Арену, где бились две армии, поглотила гибельная какофония беспредельного шума и воплощенных кошмаров.
Джагатай находился в самой гуще боя, поскольку обитатели эмпиреев знали, кто направляет весь флот, и жаждали добраться до Арвиды. Словно шершни, они налетали на чернокнижника, извергали пагубные звуковые пульсации из разинутых пастей, пытались зацепить его шипастым бичом или отравленным копьем.
Их выпады отражал грозовой пророк Наранбаатар, поддерживая над стоящим на коленях Ревюэлем полусферу кинетического щита. При каждом ударе оболочка вспыхивала чистым огнем, рассыпая блики преломленного варп-света.
Джубал вел кэшика против главных сил врага, и воины в терминаторской броне взмахами тяжелых двуручных глеф прокладывали себе дорогу сквозь ряды вертких демонов. Они выдерживали жуткие шумовые атаки и разрубали неприятелей клинками, сияющими неоном Несмотря на громоздкие доспехи, телохранители не уступали в проворстве порождениям варпа.
Все живые души сражались, все мысли были заняты боем, все руки сжимали оружие — но враги продолжали наступать. Сам воздух дрожал, раскаленный сгустками плазмы и магическими разрядами, и брызги крови вскипали на палубе.
В самом центре битвы летал клинок Джагатая, каждый выпад которого был смертоносно точен. Выбросив тальвар вперед, примарх срубил голову вопящей твари со змеиной шеи, развернулся и пронзил брюхо другой, метнувшейся к нему сбоку. Тряхнув мечом, Хан разорвал демона на куски, которые осыпали толпу увязших в рукопашной противников.
Никто не мог устоять перед Каганом. Он возвышался над нерожденными, истреблял их без счета, прорубая путь для воинов кэшика. Шаг за шагом, метр за метром они теснили авангард чудовищ по лужам ихора, все дальше от Арвиды. Не успевали твари воплощаться, как их сражали наповал удары молний, которые раздирали варп-плоть в клочья и низвергали воющих демонов обратно в Смятение.
— Хай Чогорис! — прогремел боевой клич из глоток всех легионеров на мостике, и на мгновение вопли эфира утонули в их неистовстве.

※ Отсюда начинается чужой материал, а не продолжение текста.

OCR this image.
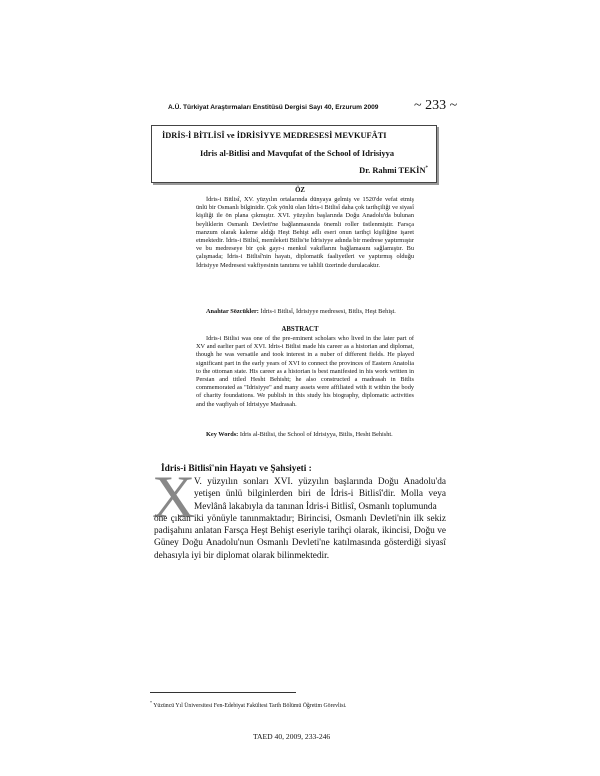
A.Ü. Türkiyat Araştırmaları Enstitüsü Dergisi Sayı 40, Erzurum 2009	~ 233 ~
İDRİS-İ BİTLİSÎ ve İDRİSİYYE MEDRESESİ MEVKUFÂTI
Idris al-Bitlisi and Mavqufat of the School of Idrisiyya
Dr. Rahmi TEKİN*
ÖZ

İdris-i Bitlisî, XV. yüzyılın ortalarında dünyaya gelmiş ve 1520'de vefat etmiş ünlü bir Osmanlı bilginidir. Çok yönlü olan İdris-i Bitlisî daha çok tarihçiliği ve siyasî kişiliği ile ön plana çıkmıştır. XVI. yüzyılın başlarında Doğu Anadolu'da bulunan beyliklerin Osmanlı Devleti'ne bağlanmasında önemli roller üstlenmiştir. Farsça manzum olarak kaleme aldığı Heşt Behişt adlı eseri onun tarihçi kişiliğine işaret etmektedir. İdris-i Bitlisî, memleketi Bitlis'te İdrisiyye adında bir medrese yaptırmıştır ve bu medreseye bir çok gayr-ı menkul vakıflarını bağlamasını sağlamıştır. Bu çalışmada; İdris-i Bitlisî'nin hayatı, diplomatik faaliyetleri ve yaptırmış olduğu İdrisiyye Medresesi vakfiyesinin tanıtımı ve tahlili üzerinde durulacaktır.

Anahtar Sözcükler: İdris-i Bitlisî, İdrisiyye medresesi, Bitlis, Heşt Behişt.
ABSTRACT

Idris-i Bitlisi was one of the pre-eminent scholars who lived in the later part of XV and earlier part of XVI. Idris-i Bitlisi made his career as a historian and diplomat, though he was versatile and took interest in a nuber of different fields. He played significant part in the early years of XVI to connect the provinces of Eastern Anatolia to the ottoman state. His career as a historian is best manifested in his work written in Persian and titled Hesht Behisht; he also constructed a madrasah in Bitlis commemorated as "Idrisiyye" and many assets were affiliated with it within the body of charity foundations. We publish in this study his biography, diplomatic activities and the vaqfiyah of Idrisiyye Madrasah.

Key Words: Idris al-Bitlisi, the School of Idrisiyya, Bitlis, Hesht Behisht.
İdris-i Bitlisî'nin Hayatı ve Şahsiyeti :
X
V. yüzyılın sonları XVI. yüzyılın başlarında Doğu Anadolu'da yetişen ünlü bilginlerden biri de İdris-i Bitlisî'dir. Molla veya Mevlânâ lakabıyla da tanınan İdris-i Bitlisî, Osmanlı toplumunda
öne çıkan iki yönüyle tanınmaktadır; Birincisi, Osmanlı Devleti'nin ilk sekiz padişahını anlatan Farsça Heşt Behişt eseriyle tarihçi olarak, ikincisi, Doğu ve Güney Doğu Anadolu'nun Osmanlı Devleti'ne katılmasında gösterdiği siyasî dehasıyla iyi bir diplomat olarak bilinmektedir.
* Yüzüncü Yıl Üniversitesi Fen-Edebiyat Fakültesi Tarih Bölümü Öğretim Görevlisi.
TAED 40, 2009, 233-246
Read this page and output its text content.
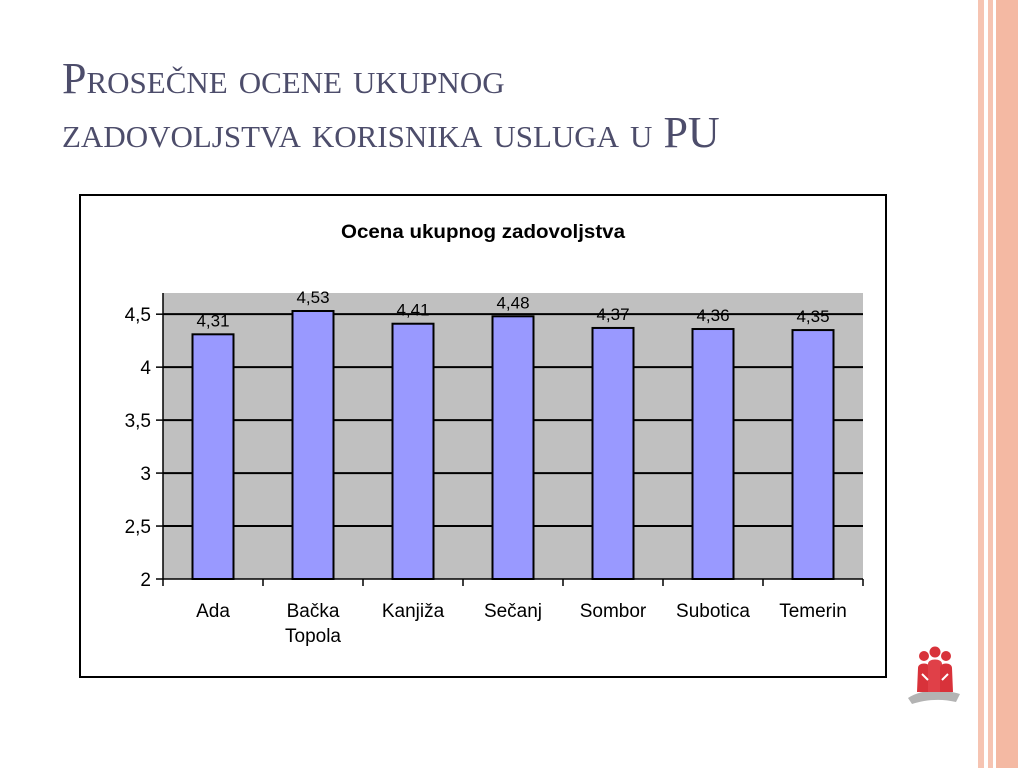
Prosečne ocene ukupnog
zadovoljstva korisnika usluga u PU
Ocena ukupnog zadovoljstva
2
2,5
3
3,5
4
4,5	4,31
Ada
4,53
Bačka
Topola
4,41
Kanjiža
4,48
Sečanj
4,37
Sombor
4,36
Subotica
4,35
Temerin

Но затем корабль взбрыкнул и клюнул носом. Последние тонкие клочья поля Геллера смялись, осыпав мостик ливнем серебристых осколков. Новая — колоссальная — фигура сгустилась перед командным троном и обрела плотность, словно пикт-запись расползающихся клубов дыма на обратной перемотке. Кислотно-лиловое облако смога разрослось в громадный фантом из темнейших людских снов.
От брони Коненоса ничего не осталось. Из корчащегося туловища вырвались четыре руки, две из которых оканчивались длинными крабьими клешнями, еще две — когтистыми, но почти человеческими кистями. Скошенный череп твари венчали кроваво-красные рога, кожу на нем испещряли кольца и ритуальные шрамы, что окаймляли глаза без белков. Она разинула пасть, и между тесно стоящими клыками метнулся длинный фиолетовый язык. Все ее движения, дразнящие до безумия, одновременно отталкивали и пьянили; тело демоницы казалось размытым за дымкой резко пахнущих благовоний.
Под копытами громадного создания, рухнувшего на палубу, раскололись каменные плиты. Втрое выше примарха, оно воплощало собой разложение, прорвавшееся в мир чувств. Грозовые разряды трещали вокруг него, но уносились прочь струйками дыма, словно в омерзении перед нечестивой плотью.
— Привет тебе, сын Анафемы, — произнесла тварь, и в этих словах прозвучали оттенки всего, что было дурного и прекрасного внутри нее: рев перепуганного младенца, стон плотского экстаза, болезненный всхлип под пыточным ножом. — Далеко ты ушел от дома.
Хан поднял глаза, изучая демоницу во всем ее величии и низменности, заключенных в бледной плоти, за мерцающей дымкой, под ароматами желания и отвращения.
— Прочь с дороги, якша, — сказал он, держа наперевес заветный клинок, — или я покончу с тобой.
Смех чудовища показался скрипом стекла о кость.
— Попробуй, и твоя освежеванная душа подсластит мне вечность.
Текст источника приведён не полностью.